According to a report published by the Ohio Valley Resource, Ohio has 10 coal-ash landfill sites that are leaking toxic compounds including mercury into surface and groundwater. The largest coal-ash waste site in the USA lies on the border of Ohio and West Virginia in the town of Chester, West Virginia.

The 960-acre site, known as Little Blue Run, is owned by FirstEnergy. It closed in 2016. The site is so large it can be seen from space. In an attempt to bolster the coal industry, the Trump EPA proposed weakening the standards for coal-ash impoundments in 2019.

If you are on a city drinking water system, you are supposed to receive an annual notification about your water quality. The report issued by the EPA is the Public Water System Consumer Confidence Report. We got a report when we lived in Cambridge, Ohio.

Trihalomethane is a class of compounds that is often listed on these reports for exceeding the Safe Drinking Water standards. Oddly, this compound is created as a result of water chlorination. The naturally occurring organic matter in water (soil, leaves) reacts with the chlorine added during the disinfection stage and creates trihalomethanes.

This group of compounds has chlorine atoms attached to a single carbon atom. To give you an idea of the toxicity of these compounds, four chlorine atoms attached to a single carbon atom is carbon tetrachloride, drying cleaning fluid.
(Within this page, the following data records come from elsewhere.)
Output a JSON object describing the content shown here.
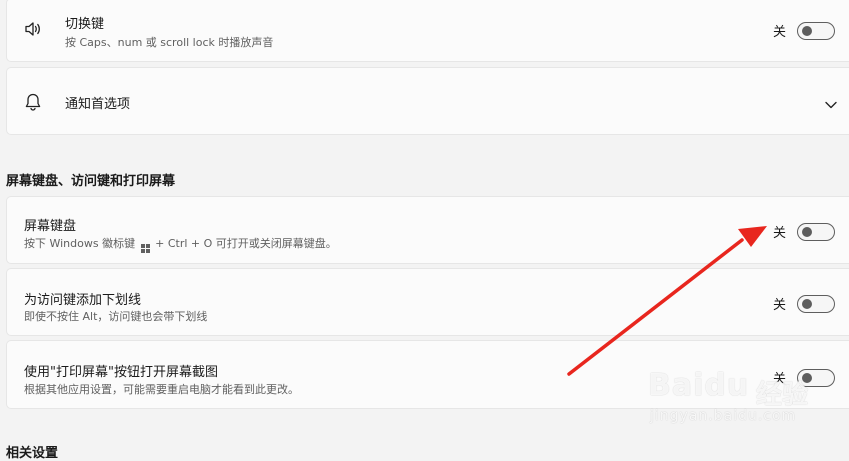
{
  "toggle_keys": {
    "title": "切换键",
    "description": "按 Caps、num 或 scroll lock 时播放声音",
    "state": "关",
    "icon": "speaker-icon",
    "on": false
  },
  "notifications": {
    "title": "通知首选项",
    "icon": "bell-icon",
    "expand_icon": "chevron-down-icon"
  },
  "section_header": "屏幕键盘、访问键和打印屏幕",
  "onscreen_keyboard": {
    "title": "屏幕键盘",
    "description_prefix": "按下 Windows 徽标键",
    "description_suffix": "+ Ctrl + O 可打开或关闭屏幕键盘。",
    "state": "关",
    "on": false
  },
  "access_keys": {
    "title": "为访问键添加下划线",
    "description": "即使不按住 Alt，访问键也会带下划线",
    "state": "关",
    "on": false
  },
  "print_screen": {
    "title": "使用\"打印屏幕\"按钮打开屏幕截图",
    "description": "根据其他应用设置，可能需要重启电脑才能看到此更改。",
    "state": "关",
    "on": false
  },
  "bottom_header": "相关设置",
  "watermark": {
    "logo": "Baidu",
    "chinese": "经验",
    "url": "jingyan.baidu.com"
  },
  "annotation_color": "#e8261e"
}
Three chlorine atoms attached is chloroform.

The National Institute of Environmental Health Science did a study showing residents who had trihalomethane in their tap water were at even greater risk of exposure from taking hot showers or hand-washing dishes than from drinking it.

This is due to two facts: the compound has a low molecular weight and evaporates into the air from the hot water to be inhaled, and it also can be absorbed through the skin. This compound is linked to cancer and reproductive problems.
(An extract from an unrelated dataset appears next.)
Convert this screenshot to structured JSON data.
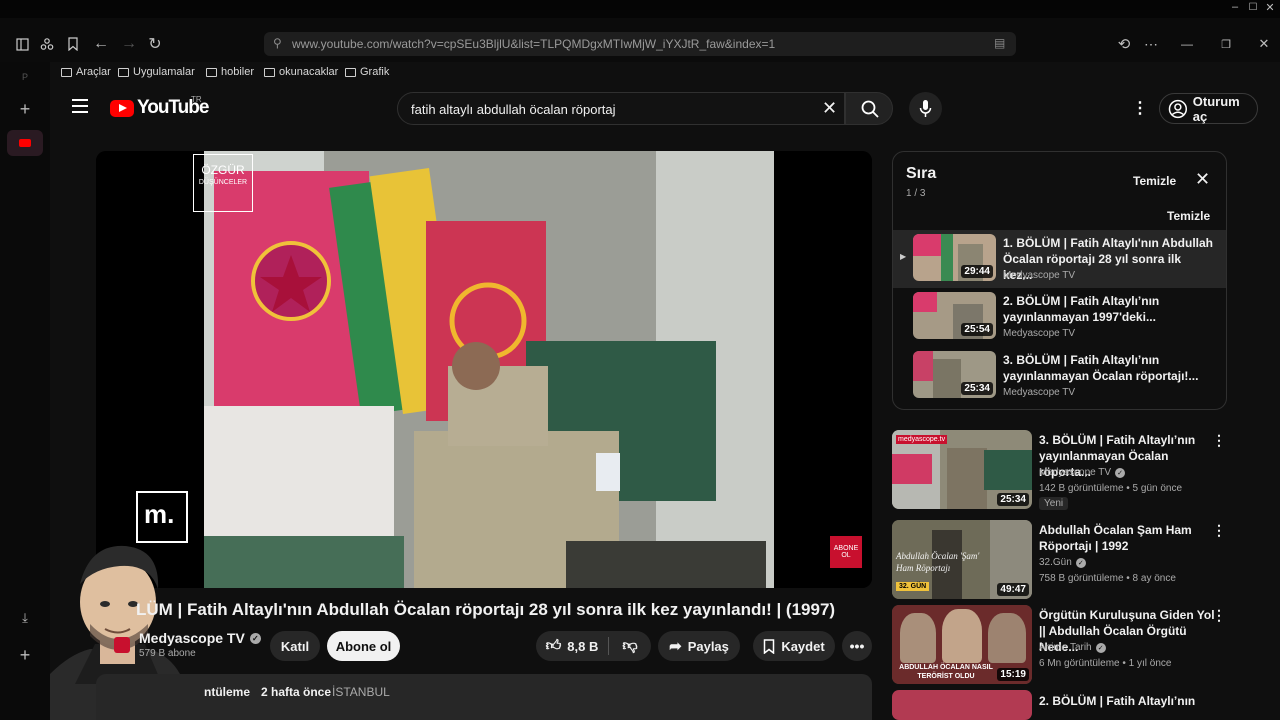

On Aug. 28 Ohio Gov. Mike DeWine requested the Department of Defense enter into a joint agreement with Dayton and the Ohio EPA to address drinking-water contamination from fire-fighting foam used at Wright-Patterson Air Force Base.

The foam contains polyfluoroalkyl substances. These compounds also are known as the “forever compounds” and were depicted in last year’s movie, “Dark Waters.”

Recently, Thermal Heritage Incinerator in East Liverpool started incinerating DOD waste foam containing PFAS. A lawsuit to stop this has been filed by the East Liverpool grassroots group, Save Our County. They are worried these compounds, being flame resistant, will not be destroyed and will instead rain down on the Ohio River Valley from the smokestack of the incinerator.

So what can people do to help ensure the water they drink is free from possible contamination? One thing they shouldn’t do to eliminate chemicals is boiling their water. Boiling might kill pathogens, but it also can concentrate some chemicals with boiling points higher than water.

A home water system with reverse osmosis is a good way to remove contaminants. Water is forced through a membrane that will remove anything larger than a water molecule (0.001 micron). This includes heavy metals, fluoride, chlorides and salts. Some things they cannot remove are certain chemical compounds, some pesticides, dissolved gases and some other organic compounds.

Carbon filters also are a good choice if you cannot invest in a RO filter system. Carbon removes colors, odors and tastes, as well as volatile organic substances. They do not filter out minerals or inorganic substances.

The bottom line: industry and big agriculture should never be allowed to use our water sources as their waste dumps.